SPA Assistant Professor Lallen Johnson and graduate student Tayler Shreve (SPA/PhD ’23) analyzed the variations in fatalities across neighborhoods and found housing conditions and policing patterns played a role in the disparity. The results of their study appear in an article, “The Ecology of Overdose Mortality,” recently published in the journal Health and Place.
With so much media attention on the opioid epidemic in Philadelphia, where one in four citizens lives in poverty, Johnson says he wanted to understand the factors to explain the uneven death rates. The researchers found drug overdoses deaths were higher in parts of the city where police made more arrests. Johnson speculates if people who use drugs are concerned about the threat of arrest, they may be more evasive and it may be more difficult to access medical assistance in an emergency. Also bystanders wary of police may be less likely to intervene to seek emergency services. The study also showed the environment made a difference.

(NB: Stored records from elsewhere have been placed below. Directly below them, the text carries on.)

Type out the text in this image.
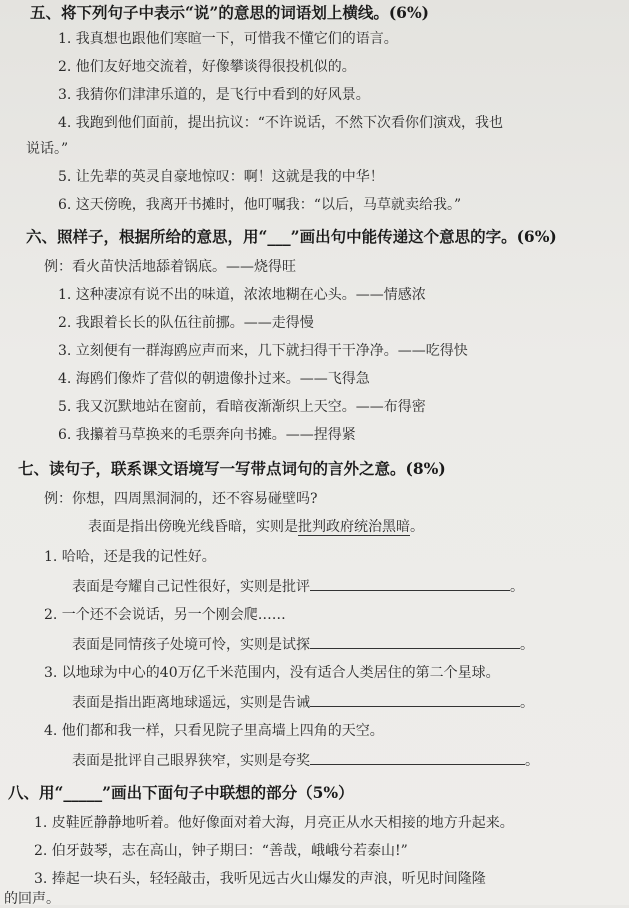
五、将下列句子中表示“说”的意思的词语划上横线。(6%)
1. 我真想也跟他们寒暄一下，可惜我不懂它们的语言。
2. 他们友好地交流着，好像攀谈得很投机似的。
3. 我猜你们津津乐道的，是飞行中看到的好风景。
4. 我跑到他们面前，提出抗议：“不许说话，不然下次看你们演戏，我也
说话。”
5. 让先辈的英灵自豪地惊叹：啊！这就是我的中华！
6. 这天傍晚，我离开书摊时，他叮嘱我：“以后，马草就卖给我。”
六、照样子，根据所给的意思，用“___”画出句中能传递这个意思的字。(6%)
例：看火苗快活地舔着锅底。——烧得旺
1. 这种凄凉有说不出的味道，浓浓地糊在心头。——情感浓
2. 我跟着长长的队伍往前挪。——走得慢
3. 立刻便有一群海鸥应声而来，几下就扫得干干净净。——吃得快
4. 海鸥们像炸了营似的朝遗像扑过来。——飞得急
5. 我又沉默地站在窗前，看暗夜渐渐织上天空。——布得密
6. 我攥着马草换来的毛票奔向书摊。——捏得紧
七、读句子，联系课文语境写一写带点词句的言外之意。(8%)
例：你想，四周黑洞洞的，还不容易碰壁吗?
表面是指出傍晚光线昏暗，实则是批判政府统治黑暗。
1. 哈哈，还是我的记性好。
表面是夸耀自己记性很好，实则是批评	。
2. 一个还不会说话，另一个刚会爬……
表面是同情孩子处境可怜，实则是试探	。
3. 以地球为中心的40万亿千米范围内，没有适合人类居住的第二个星球。
表面是指出距离地球遥远，实则是告诫	。
4. 他们都和我一样，只看见院子里高墙上四角的天空。
表面是批评自己眼界狭窄，实则是夸奖	。
八、用“_____”画出下面句子中联想的部分（5%）
1. 皮鞋匠静静地听着。他好像面对着大海，月亮正从水天相接的地方升起来。
2. 伯牙鼓琴，志在高山，钟子期曰：“善哉，峨峨兮若泰山!”
3. 捧起一块石头，轻轻敲击，我听见远古火山爆发的声浪，听见时间隆隆
的回声。
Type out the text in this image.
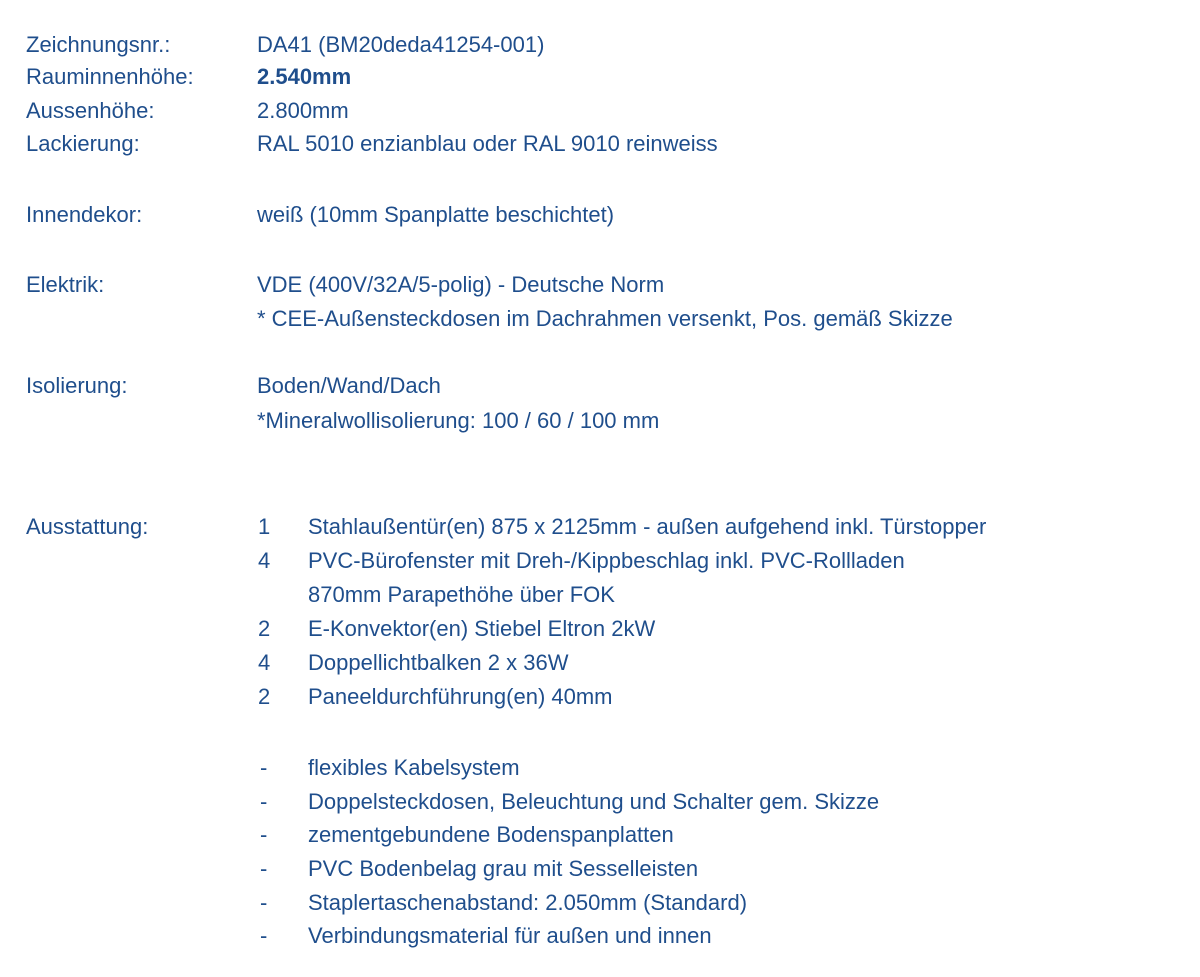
Zeichnungsnr.:	DA41 (BM20deda41254-001)
Rauminnenhöhe:	2.540mm
Aussenhöhe:	2.800mm
Lackierung:	RAL 5010 enzianblau oder RAL 9010 reinweiss
Innendekor:	weiß (10mm Spanplatte beschichtet)
Elektrik:	VDE (400V/32A/5-polig) - Deutsche Norm
* CEE-Außensteckdosen im Dachrahmen versenkt, Pos. gemäß Skizze
Isolierung:	Boden/Wand/Dach
*Mineralwollisolierung: 100 / 60 / 100 mm
Ausstattung:	1 Stahlaußentür(en) 875 x 2125mm - außen aufgehend inkl. Türstopper
4 PVC-Bürofenster mit Dreh-/Kippbeschlag inkl. PVC-Rollladen
870mm Parapethöhe über FOK
2 E-Konvektor(en) Stiebel Eltron 2kW
4 Doppellichtbalken 2 x 36W
2 Paneeldurchführung(en) 40mm
- flexibles Kabelsystem
- Doppelsteckdosen, Beleuchtung und Schalter gem. Skizze
- zementgebundene Bodenspanplatten
- PVC Bodenbelag grau mit Sesselleisten
- Staplertaschenabstand: 2.050mm (Standard)
- Verbindungsmaterial für außen und innen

“ZIP codes in the city with a higher concentration of vacant housing, dilapidated structures and older housing stock– spaces that provide opportunities where drugs can be consumed – tend to have higher mortality rates,” Johnson says.
Johnson says these results could have real public health policy implications and provide evidence to suggest where overdose prevention centers should be located. The work also speaks to how particular spaces should be policed.
“Policing is a very salient form of social control – particularly for people who use drugs,” Johnson says. “But it’s important to remember that we probably can’t police ourselves out of public health concerns. Police officers, in general, have little training in dealing with social issues that entail drug use. We need to have a conversation about the role of law enforcement in the opioid epidemic.”
Shreve says she hopes the study will resonate in the current discussion about defunding and reforming. “Often the response to a problem is to send in more officers, but sometimes that’s not the best choice,” she says. “It can lead to riskier behavior and drug practices.”
The researchers used data from the Philadelphia medical examiner’s from 2011 to 2017 that was publicly available through the Philadelphia Inquirer newspaper. Shreve, a graduate research assistant who prepared and coded the data, says it has been helpful to learn marketable GIS mapping skills through the experience.